Allez, on va l'appeler Fabrice. Il habite un village, à quelques kilomètres d'une petite ville de Côte d'Or. Il a vingt ans, sa maman l'élève seule avec sa petite sœur. Il passe son CAP et pour cela il suit une formation à Dijon.
Comme ils n'ont pas d'argent dans la famille, il ne loge pas à Dijon. Il se lève le matin avant six heures, va à la gare (bus d'abord, puis 1h de train), commence sa journée à 9h dans le salon de coiffure où il est en stage, reprend son train à 19h30, puis rentre à pied jusque chez lui parce qu'il n'y a plus de bus.

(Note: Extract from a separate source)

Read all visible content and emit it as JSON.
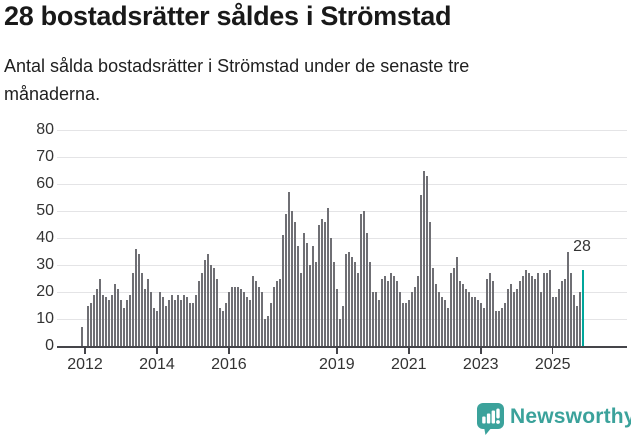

A midi, il s'est arrêté deux heures pour manger du pain.
Il n'a pas non plus d'argent pour prendre le train : les amendes s'accumulent, mais il s'en fiche, car, dit-il, il ne connaît pas les contrôleurs qui le verbalisent. C'est ce qui lui permet de garder (un peu) l'estime de lui-même.
En ce moment, il attend qu'on lui verse enfin la bourse à laquelle, paraît-il, il a droit. Ça lui permettrait de payer le train, et de trouver une chambre à Dijon. Il aimerait bien aussi trouver un coiffeur qui le prenne en apprentissage.